Non-linear Stats (weighting)

fluffernutter · Post #1 » by **fluffernutter** » Thu Nov 25, 2010 12:24 am

I am new to all this so if this is being done, boring, stupid, whatever, let me know.

But, I was thinking, one big problem with box-score accumulation stats is that the simple ones are all weighted the same.

This is an odd way to do things.

For example, let's say that averaged over 82 games:

Player A gets 10 defensive rebounds, and 1 steal, and blocks 2 shots.

Player B gets 8 defensive rebounds, and .5 steals, and blocks 4 shots.

You might cook up some stat (call it STD or "stupid total defense") which is DefReb + Steals + 2*Blocked Shots. Whatever. Some stat which uses these values.

Player A would have a STD of 15.
Player B would have a STD of 16.5.

Player B is "better" according to the stat, but "worse" than Player C who manages 12 defensive rebounds, and 2 steals, and blocks 2 shots, for a STD of 18.

Now obviously you see the problem. There are certain values that when they rise, their effect upon the game is disproportionately huge in a non-linear way. A guy who blocks 1 time a game; OK. A guy that blocks 2 a game; OK. A guy that blocks 3 a game; this is suddenly indicating a high level of blocking skill. A guy that blocks 4 a game; a total stud, and is probably effecting many shots he is not directly blocking. A guy that blocks 5 a game is a Mark Eaton-type, a beast. Blocking 5 a game should be worth a lot more than twice as much as the guy blocking 2.5 a game. It's obscene.

So in theory you might have a table or some formula (more elegant) which you could call "block effect."

BE (1) is 1 (block 1 a game, the BE value is 1).
BE (2) is 2.
BE (2.5) is 3.
BE (3 is 4.5)
BE (4) is 6.
BE (5) is 8 or something.

Roughly speaking, blocking 5 is game is about 4 times as valuable as a guy blocking 2. Whatever. The idea is that there is variation. Blocking 5 is not just 2.5 as good as blocking 2. It's worth... way way more.

Where does the BE formula come from? Good question. Not sure. But even a slight adjustment will help a lot, as far as common sense goes.

Using this sort of scheme for BE (replacing the block value in the above formula) gives an STD for the blocking stud of 20.2 - significantly better than the other two, which is as it should be, given elite shot blocker's historical dominance. But this difference is lost if you just have a straight multiplier.
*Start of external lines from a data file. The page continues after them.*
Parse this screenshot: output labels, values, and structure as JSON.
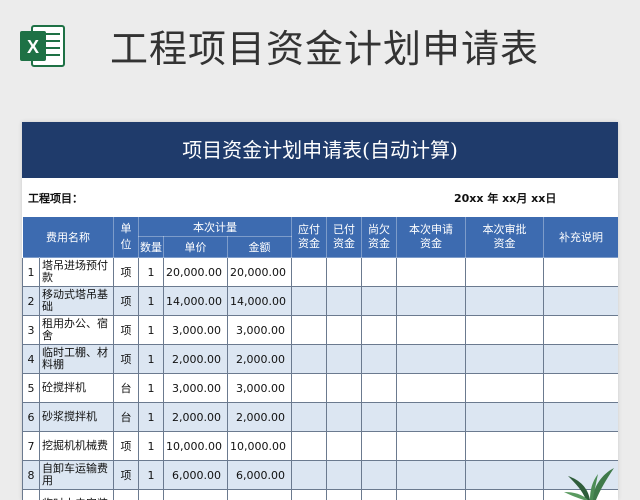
{
  "page": {
    "title": "工程项目资金计划申请表"
  },
  "sheet": {
    "header": "项目资金计划申请表(自动计算)",
    "project_label": "工程项目：",
    "date_text": "20xx 年 xx月 xx日",
    "columns": {
      "fee_name": "费用名称",
      "unit": "单位",
      "plan_group": "本次计量",
      "qty": "数量",
      "price": "单价",
      "amount": "金额",
      "payable": "应付资金",
      "paid": "已付资金",
      "owed": "尚欠资金",
      "apply": "本次申请资金",
      "approve": "本次审批资金",
      "note": "补充说明"
    },
    "rows": [
      {
        "no": "1",
        "name": "塔吊进场预付款",
        "unit": "项",
        "qty": "1",
        "price": "20,000.00",
        "amount": "20,000.00"
      },
      {
        "no": "2",
        "name": "移动式塔吊基础",
        "unit": "项",
        "qty": "1",
        "price": "14,000.00",
        "amount": "14,000.00"
      },
      {
        "no": "3",
        "name": "租用办公、宿舍",
        "unit": "项",
        "qty": "1",
        "price": "3,000.00",
        "amount": "3,000.00"
      },
      {
        "no": "4",
        "name": "临时工棚、材料棚",
        "unit": "项",
        "qty": "1",
        "price": "2,000.00",
        "amount": "2,000.00"
      },
      {
        "no": "5",
        "name": "砼搅拌机",
        "unit": "台",
        "qty": "1",
        "price": "3,000.00",
        "amount": "3,000.00"
      },
      {
        "no": "6",
        "name": "砂浆搅拌机",
        "unit": "台",
        "qty": "1",
        "price": "2,000.00",
        "amount": "2,000.00"
      },
      {
        "no": "7",
        "name": "挖掘机机械费",
        "unit": "项",
        "qty": "1",
        "price": "10,000.00",
        "amount": "10,000.00"
      },
      {
        "no": "8",
        "name": "自卸车运输费用",
        "unit": "项",
        "qty": "1",
        "price": "6,000.00",
        "amount": "6,000.00"
      },
      {
        "no": "",
        "name": "临时水电安装",
        "unit": "",
        "qty": "",
        "price": "",
        "amount": ""
      }
    ]
  },
  "colors": {
    "header_bg": "#1f3b6b",
    "col_header_bg": "#3d6bb0",
    "alt_row": "#dce6f2",
    "excel_green": "#1e7145"
  },
  "icons": {
    "app": "excel-icon",
    "decor": "plant"
  }
}
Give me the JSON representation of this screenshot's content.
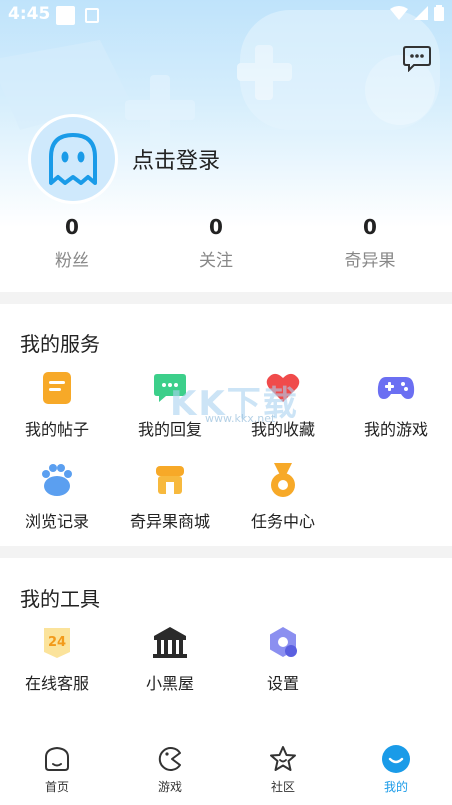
{
  "status_bar": {
    "time": "4:45"
  },
  "profile": {
    "login_text": "点击登录"
  },
  "stats": [
    {
      "value": "0",
      "label": "粉丝"
    },
    {
      "value": "0",
      "label": "关注"
    },
    {
      "value": "0",
      "label": "奇异果"
    }
  ],
  "services": {
    "title": "我的服务",
    "items": [
      {
        "label": "我的帖子",
        "icon": "post-icon"
      },
      {
        "label": "我的回复",
        "icon": "reply-icon"
      },
      {
        "label": "我的收藏",
        "icon": "favorite-icon"
      },
      {
        "label": "我的游戏",
        "icon": "gamepad-icon"
      },
      {
        "label": "浏览记录",
        "icon": "history-icon"
      },
      {
        "label": "奇异果商城",
        "icon": "shop-icon"
      },
      {
        "label": "任务中心",
        "icon": "medal-icon"
      }
    ]
  },
  "tools": {
    "title": "我的工具",
    "items": [
      {
        "label": "在线客服",
        "icon": "service-24-icon"
      },
      {
        "label": "小黑屋",
        "icon": "jail-house-icon"
      },
      {
        "label": "设置",
        "icon": "settings-icon"
      }
    ]
  },
  "watermark": {
    "main": "KK下载",
    "sub": "www.kkx.net"
  },
  "nav": [
    {
      "label": "首页",
      "icon": "home-icon"
    },
    {
      "label": "游戏",
      "icon": "game-icon"
    },
    {
      "label": "社区",
      "icon": "community-icon"
    },
    {
      "label": "我的",
      "icon": "mine-icon",
      "active": true
    }
  ],
  "colors": {
    "accent": "#1a9be8",
    "orange": "#f7a928",
    "green": "#3ccf8a",
    "red": "#f04b4b",
    "purple": "#6b6ff2"
  }
}
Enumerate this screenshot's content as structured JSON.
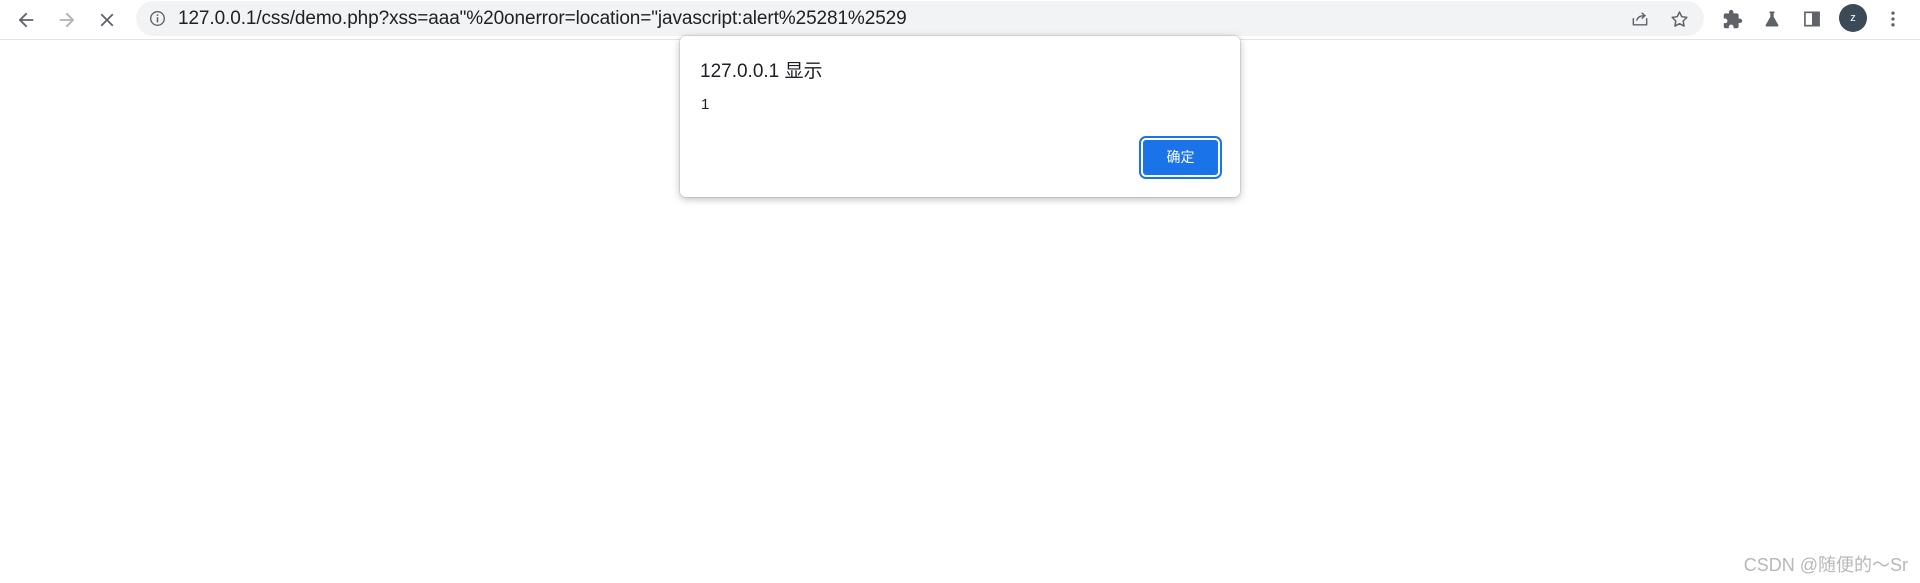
{
  "browser": {
    "url": "127.0.0.1/css/demo.php?xss=aaa\"%20onerror=location=\"javascript:alert%25281%2529",
    "avatar_letter": "z",
    "icons": {
      "back": "arrow-left-icon",
      "forward": "arrow-right-icon",
      "stop": "close-icon",
      "site_info": "info-icon",
      "share": "share-icon",
      "bookmark": "star-icon",
      "extensions": "puzzle-icon",
      "labs": "flask-icon",
      "side_panel": "side-panel-icon",
      "menu": "kebab-menu-icon"
    },
    "colors": {
      "accent": "#1a73e8",
      "omnibox_bg": "#f1f3f4",
      "avatar_bg": "#3c4a57"
    }
  },
  "dialog": {
    "title": "127.0.0.1 显示",
    "message": "1",
    "ok_label": "确定"
  },
  "watermark": "CSDN @随便的～Sr"
}
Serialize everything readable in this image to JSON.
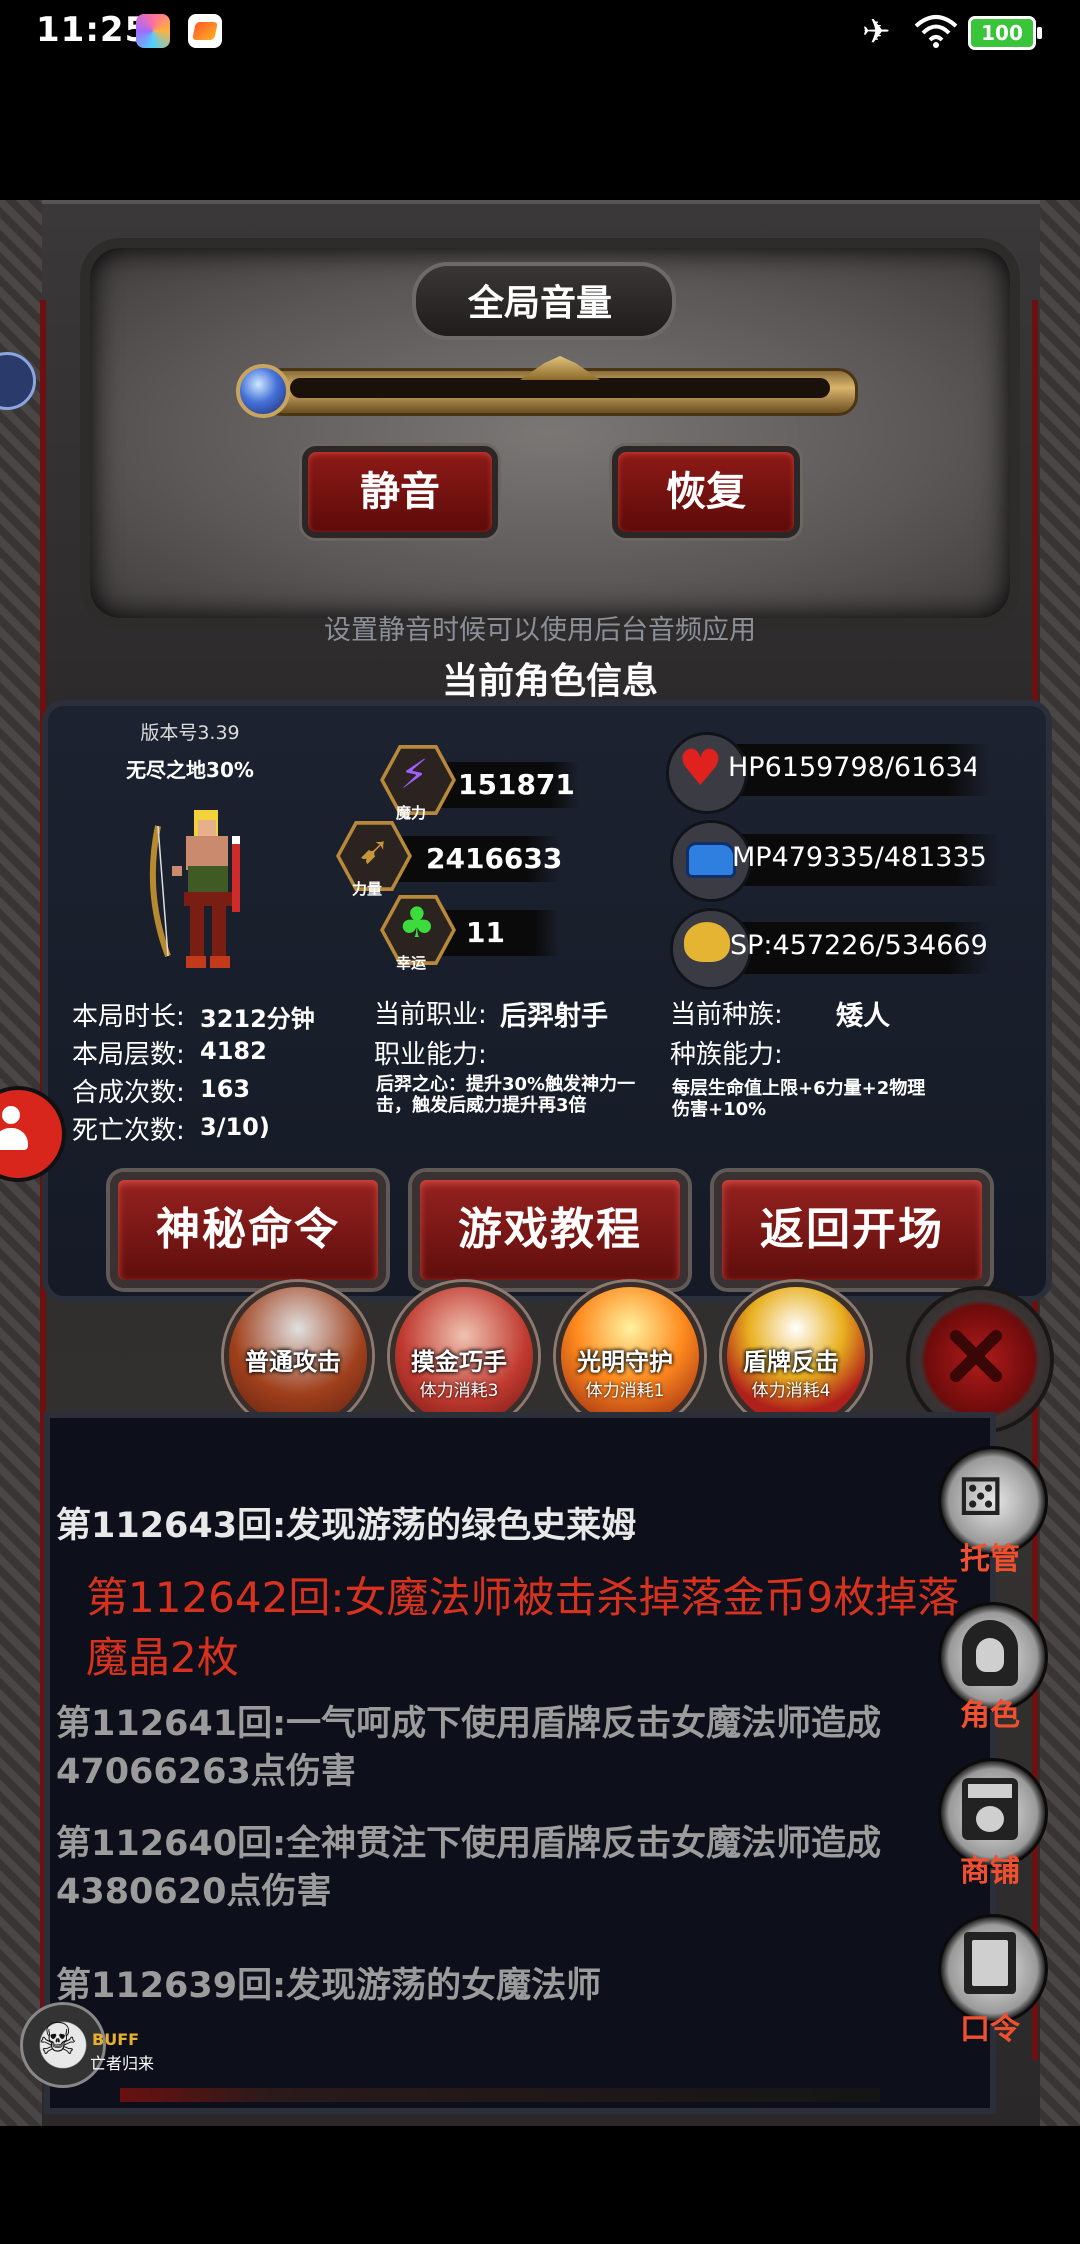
{
  "status_bar": {
    "time": "11:25",
    "battery": "100"
  },
  "volume": {
    "title": "全局音量",
    "mute_label": "静音",
    "restore_label": "恢复",
    "hint": "设置静音时候可以使用后台音频应用"
  },
  "character": {
    "title": "当前角色信息",
    "version": "版本号3.39",
    "endless": "无尽之地30%",
    "stats": {
      "magic_label": "魔力",
      "magic": "151871",
      "strength_label": "力量",
      "strength": "2416633",
      "luck_label": "幸运",
      "luck": "11"
    },
    "resources": {
      "hp": "HP6159798/61634",
      "mp": "MP479335/481335",
      "sp": "SP:457226/534669"
    },
    "info": {
      "duration_label": "本局时长:",
      "duration": "3212分钟",
      "floors_label": "本局层数:",
      "floors": "4182",
      "synth_label": "合成次数:",
      "synth": "163",
      "deaths_label": "死亡次数:",
      "deaths": "3/10)",
      "job_label": "当前职业:",
      "job": "后羿射手",
      "job_ability_label": "职业能力:",
      "job_ability": "后羿之心：提升30%触发神力一击，触发后威力提升再3倍",
      "race_label": "当前种族:",
      "race": "矮人",
      "race_ability_label": "种族能力:",
      "race_ability": "每层生命值上限+6力量+2物理伤害+10%"
    },
    "buttons": {
      "secret": "神秘命令",
      "tutorial": "游戏教程",
      "back": "返回开场"
    }
  },
  "skills": [
    {
      "name": "普通攻击",
      "cost": ""
    },
    {
      "name": "摸金巧手",
      "cost": "体力消耗3"
    },
    {
      "name": "光明守护",
      "cost": "体力消耗1"
    },
    {
      "name": "盾牌反击",
      "cost": "体力消耗4"
    }
  ],
  "log": [
    {
      "text": "第112643回:发现游荡的绿色史莱姆"
    },
    {
      "text": "第112642回:女魔法师被击杀掉落金币9枚掉落魔晶2枚"
    },
    {
      "text": "第112641回:一气呵成下使用盾牌反击女魔法师造成47066263点伤害"
    },
    {
      "text": "第112640回:全神贯注下使用盾牌反击女魔法师造成4380620点伤害"
    },
    {
      "text": "第112639回:发现游荡的女魔法师"
    }
  ],
  "side_menu": {
    "auto": "托管",
    "role": "角色",
    "shop": "商铺",
    "code": "口令"
  },
  "buff": {
    "label": "BUFF",
    "name": "亡者归来"
  },
  "colors": {
    "log_default": "#e8e8e8",
    "log_drop": "#d8321f",
    "log_damage": "#9b9b9b"
  }
}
You can easily see how this would also have value for rebounds. If you average 10 rebounds a game as a big man, that's fine. Very respectable, solid, etc. You are doing what you should. It seems to me, however, that as you start going up the rebound scale, something strange happens. If you rebound 12 per game, that's excellent. If you rebound 14 a game, you are a stud. And think about what this means. Where are these extra rebounds coming from? You are likely stealing one from a teammate, who knows you are a rebound lover, but that can't explain all of it. Most of these extra rebounds have to come from rebounds that otherwise would have gone to the other team (you see this fairly often with Dwight H). In other words, the higher you go, the move valuable these extra rebounds become, since they are straight possessions. A freak like Rodman who pulls down 18 a game for 81 games is probably giving your team an additional 4-5 possessions a night. And that's huge, it's about 4-5 extra points per night!

That's very different from the center who pulls down 5 vs. the center who pulls down 10. The weak-rebounding center likely has somebody else on his own team who gets most of his obvious misses; the 10 per center probably gets all rebounds coming his way plus 1 extra effort rebound per game. Not the same as the difference between, say, 10 and 15...

You can easily do the same with assists, which as you get above 8 get increasingly valuable, and when you hit 12 or something, it should matter more: averaging 13 a game vs. 10, for example, is a LOT different than averaging 8 vs. 5. They are both studs (10 and 13), but one is a superstar, and the other is otherworldly, a Stockton/MJ type. You simply can't average 13 assists per game unless you are one of the top PG's in history. So you should obviously weight the top end differently, and value the high numbers more.

So yeah. This is probably being done already, like, all over, right?

DSMok1 · Post #2 » by **DSMok1** » Fri Nov 26, 2010 5:06 pm

Most composite advanced stats are linear, if I remember correctly. However, Advanced Statistical Plus/Minus is nonlinear on some stats, but not others. It was created as a regression of advanced stats onto adjusted plus/minus...

The problem with going non-linear is that most non-linear models break down at the extremes--in real life, 1 block is the same as another. What may be different is that a player with 4 blocks may also intimidate and alter shots more, which isn't captured by the linear model.

On the ASPM model, I experimented with nonlinear (cubic) rebounds, but ended up not getting better results than with a logarithmic model--basically, there is a big penalty for players that don't get any rebounds, but Dennis Rodman doesn't get a big boost for getting a ton--it behaves linearly at near and above average rebounding percentages.